JUDGMENT This appeal under section 19 of the Terrorist and Disruptive Activities Prevention Act, 1987 (hereinafter TADA) is directed against the judgment and order dated 26th March 1993, passed by the Designated Court for Greater Bombay. The appellant was tried for offences under Section 3 read with Section 5 of the TADA and Section 3 (1) read with section 25 [l-B (a)] of the Arms Act, 1959 by the Designated Court. The prosecution case against him was that on 16.1.1991, at about 3 p.m. PI Dhoble (PW4) on receipt of some information that the appellant, belonging to Amar Naik gang, had taken shelter in Pansare Chawl, situated near the junction of Sane Guruji Marg and N. M. Joshi Marg, Bombay, proceeded to the spot alongwith PSI Vemekar (PW1), PSI Pote (PW 2) PSI Dhanvat, .PSI Maralkar and some constables for raiding the place. The raid operations of the police party, however, did not result in any criminal being apprehended from Pansare Chawl, and when the police party came out they found a white fiat car bearing Registration No. MFA - 7305, with the appellant sitting on the driver seat, parked there. On seeing the police party, the appellant who was sitting on the driver seat, opened the door and made an attempt to run away. He was, however, chased and overpowered. The panchas were called and in their presence, the appellant was searched. He was found to be in possession of a country made pistol loaded with one cartridge. One more cartridge of the similar type, was found in the right hand pocket of the appellant while one magazine loaded with seven cartridges was found in the pocket of the pant of the appellant. The fire arm and ammunition, alongwith the keys of the motor car MFA-7305; were seized under a panchnama and sealed by the police party. The appellant was arrested and taken to the police station where PSI Vernekar (PWl) lodged the FIR Ex.6, for the offences, as noticed above, against the appellant. The fire arm and ammunition seized from the appellant were sent to the Forensic Laboratory and on receipt of a report from the laboratory, sanction to prosecute the appellant was obtained. The appellant did not possess any licence for the arms and ammunition.
The fire arm and ammunition seized from the appellant were sent to the Forensic Laboratory and on receipt of a report from the laboratory, sanction to prosecute the appellant was obtained. The appellant did not possess any licence for the arms and ammunition. Pansare Chawl had been declared as a notified area under section 2 (t) of TADA by the State of Maharashtra and for the purposes of section 5 of TADA, unauthorised possession of fire arm, by itself constitutes punishable offence. The appellant was, therefore put on trial for the offences noticed above. The prosecution examined PSI Vernekar PWl, PSI Pote PW2, PI Dhoble PW4 and Sudhakar Ambedkar PW3. The appellant denied the allegations against him and pleaded false implication.
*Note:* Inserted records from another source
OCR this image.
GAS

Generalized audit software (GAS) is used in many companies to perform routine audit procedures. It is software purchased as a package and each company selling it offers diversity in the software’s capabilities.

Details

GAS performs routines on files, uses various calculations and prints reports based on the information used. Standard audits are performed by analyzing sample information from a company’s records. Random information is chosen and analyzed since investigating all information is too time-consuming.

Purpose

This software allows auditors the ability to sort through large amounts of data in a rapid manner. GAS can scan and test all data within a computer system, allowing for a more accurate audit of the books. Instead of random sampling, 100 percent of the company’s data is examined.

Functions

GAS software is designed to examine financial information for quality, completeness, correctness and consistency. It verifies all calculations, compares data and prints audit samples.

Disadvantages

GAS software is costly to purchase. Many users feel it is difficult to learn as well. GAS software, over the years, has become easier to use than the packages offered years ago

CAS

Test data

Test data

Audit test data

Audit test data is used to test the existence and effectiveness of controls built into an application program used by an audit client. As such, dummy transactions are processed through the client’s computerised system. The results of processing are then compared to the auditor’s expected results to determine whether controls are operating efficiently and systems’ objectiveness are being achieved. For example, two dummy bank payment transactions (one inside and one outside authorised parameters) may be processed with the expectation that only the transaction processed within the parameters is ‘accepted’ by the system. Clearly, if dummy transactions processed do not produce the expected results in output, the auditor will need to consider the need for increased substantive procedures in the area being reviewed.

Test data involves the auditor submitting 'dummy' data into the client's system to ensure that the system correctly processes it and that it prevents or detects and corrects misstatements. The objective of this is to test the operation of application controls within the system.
The learned Designated Court after appraisal of the evidence and taking into consideration the facts of the case, including the alleged confession of the appellant recorded before DSP Ambedkar Ex. 9A, came to the conclusion that the appellant was not guilty of committing any offence under section 5 read with section 3 of TADA and consequently he was acquitted of the said offences. The appellant, however, was found guilty and convicted for the offences under section 3 (1) read with section 25 [1-B (a)] of the Arms Act and sentenced to suffer R.I. for two years and two months and to pay a fine of Rs. 500/- and in default, to undergo simple imprisonment for 15 days. The appellant is on appeal before us. That the appellant has already undergo one the sentence imposed upon him by the Designated Court is not disputed by learned counsel for the parties, but whereas Mr. Bhasme, learned counsel for the State of Maharashtra submitted that since the appellant had already undergone the sentence, the appeal did not merit any further consideration, Sh. R.K. Jain, the learned Senior Advocate appearing for the appellant, on the other hand submitted that the evidence on the record did not justify the conviction of the appellant at all and, therefore, the appellant deserved to be acquitted. Learned counsel for the parties took us through the evidence of the case. We have very carefully considered the evidence of PW1, PW2, PW3 and PW4.
Learned counsel for the parties took us through the evidence of the case. We have very carefully considered the evidence of PW1, PW2, PW3 and PW4. We find that the prosecution case bristles with serious inaccuracies and discrepancies and our independent appraisal and anaylsis of the evidence on the record has created an impression on our minds that the prosecution has failed to establish the case against the appellant beyond a reasonable doubt. We find ourselves unable to agree with the learned Designated Court that the discrepancies and contradictions, some of which it had also noticed, were not of a significant nature. On a perusal of the evidence on record, we are of the opinion that the prosecution had failed to prove the case against the appellant beyond a reasonable doubt and his conviction is not well founded. We accordingly, accept this appeal and set aside the conviction and sentence of the appellant for the offences under Section 3 (1) read with Section 25 [1-B (a)] of the Arms Act, 1959 and acquit him.